Claudius was a Roman citizen. He had purchased his citizenship. As we see in the life of the apostle Paul, Roman citizenship was important. It got Paul out of no small amount of pain and suffering – although certainly not all of it.
And Claudius had to drag Paul out of the hands of the Jewish leaders not once but twice, and then Claudius had to usher Paul safely away under the cover of darkness – saving Paul from an assassination attempt. And so it’s safe to say Claudius saved Paul’s life three times.
Paul was a tough one to handle. Claudius likely wanted to keep the peace in Jerusalem, but he also had to uphold Paul’s rights as a Roman citizen. Claudius clearly valued his own citizenship, and maintaining the rights of citizens would have been important to him. And we see signs that it would not have been a good thing for Claudius to get caught by his Roman superiors mistreating one of the empire’s citizens. Notice how quickly Claudius called off Paul’s flogging in chapter 22 when he learned Paul was a Roman citizen. And notice how Claudius fudged the truth a little in his letter to Governor Felix (23:27).
And so Claudius Lysias eventually just ushered Paul away to the governor. Claudius was probably glad to be rid of Paul.
I wonder what Claudius thought about Paul. I wonder what he thought about all the hubbub surrounding this man who spoke Greek and Aramaic, who knew when and how to play his trump cards, and who smartly divided his adversaries to soften their opposition against him.
And Claudius kept rescuing Paul. He didn’t have much choice.
Paul wasn’t all that different from Claudius. They held their Roman citizenship in common. But Claudius had purchased his way into his status as a Roman, while Paul was born into his.
And then Claudius would have heard Paul preaching. Paul’s mission was to preach eternal life to the Gentiles – people like Claudius (Acts 22:21). And some of the Jews wanted Paul dead because of it.
Paul would later write to the Christians in a Roman colony in the city of Philippi, a place full of Roman citizens.
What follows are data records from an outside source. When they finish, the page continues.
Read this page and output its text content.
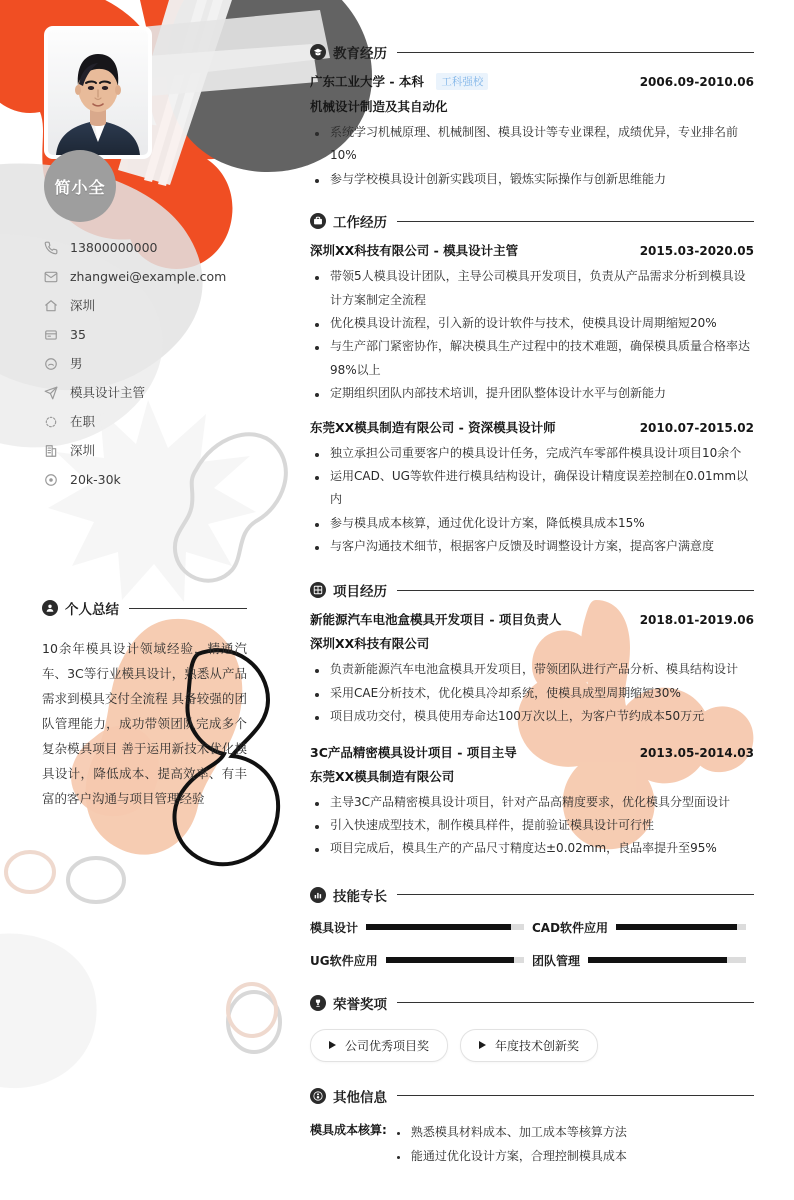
简小全
13800000000
zhangwei@example.com
深圳
35
男
模具设计主管
在职
深圳
20k-30k
个人总结
10余年模具设计领域经验，精通汽车、3C等行业模具设计，熟悉从产品需求到模具交付全流程 具备较强的团队管理能力，成功带领团队完成多个复杂模具项目 善于运用新技术优化模具设计，降低成本、提高效率、有丰富的客户沟通与项目管理经验
教育经历
广东工业大学 - 本科 工科强校	2006.09-2010.06
机械设计制造及其自动化
系统学习机械原理、机械制图、模具设计等专业课程，成绩优异，专业排名前10%
参与学校模具设计创新实践项目，锻炼实际操作与创新思维能力
工作经历
深圳XX科技有限公司 - 模具设计主管	2015.03-2020.05
带领5人模具设计团队，主导公司模具开发项目，负责从产品需求分析到模具设计方案制定全流程
优化模具设计流程，引入新的设计软件与技术，使模具设计周期缩短20%
与生产部门紧密协作，解决模具生产过程中的技术难题，确保模具质量合格率达98%以上
定期组织团队内部技术培训，提升团队整体设计水平与创新能力
东莞XX模具制造有限公司 - 资深模具设计师	2010.07-2015.02
独立承担公司重要客户的模具设计任务，完成汽车零部件模具设计项目10余个
运用CAD、UG等软件进行模具结构设计，确保设计精度误差控制在0.01mm以内
参与模具成本核算，通过优化设计方案，降低模具成本15%
与客户沟通技术细节，根据客户反馈及时调整设计方案，提高客户满意度
项目经历
新能源汽车电池盒模具开发项目 - 项目负责人	2018.01-2019.06
深圳XX科技有限公司
负责新能源汽车电池盒模具开发项目，带领团队进行产品分析、模具结构设计
采用CAE分析技术，优化模具冷却系统，使模具成型周期缩短30%
项目成功交付，模具使用寿命达100万次以上，为客户节约成本50万元
3C产品精密模具设计项目 - 项目主导	2013.05-2014.03
东莞XX模具制造有限公司
主导3C产品精密模具设计项目，针对产品高精度要求，优化模具分型面设计
引入快速成型技术，制作模具样件，提前验证模具设计可行性
项目完成后，模具生产的产品尺寸精度达±0.02mm，良品率提升至95%
技能专长
模具设计	CAD软件应用
UG软件应用	团队管理
荣誉奖项
公司优秀项目奖	年度技术创新奖
其他信息
模具成本核算:	熟悉模具材料成本、加工成本等核算方法
能通过优化设计方案，合理控制模具成本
And Paul wrote, “But our citizenship is in heaven, and from it we await a Savior, the Lord Jesus Christ” (Philippians 3:20).
This is a citizenship a person cannot buy. And it is one into which a person isn’t born. It only comes by faith.
Claudius Lysias can become for us a picture of the difficulty some people may have with the gospel – and that even we may have with the gospel. We can’t buy our citizenship in heaven. We cannot earn it. And while we can purchase our way to the top in a world such as ours – and while some people are born into such positions in this world – we ought not to rest in that.
Something altogether different may be right under our noses, bothering us and causing us headaches and trying to get our attention.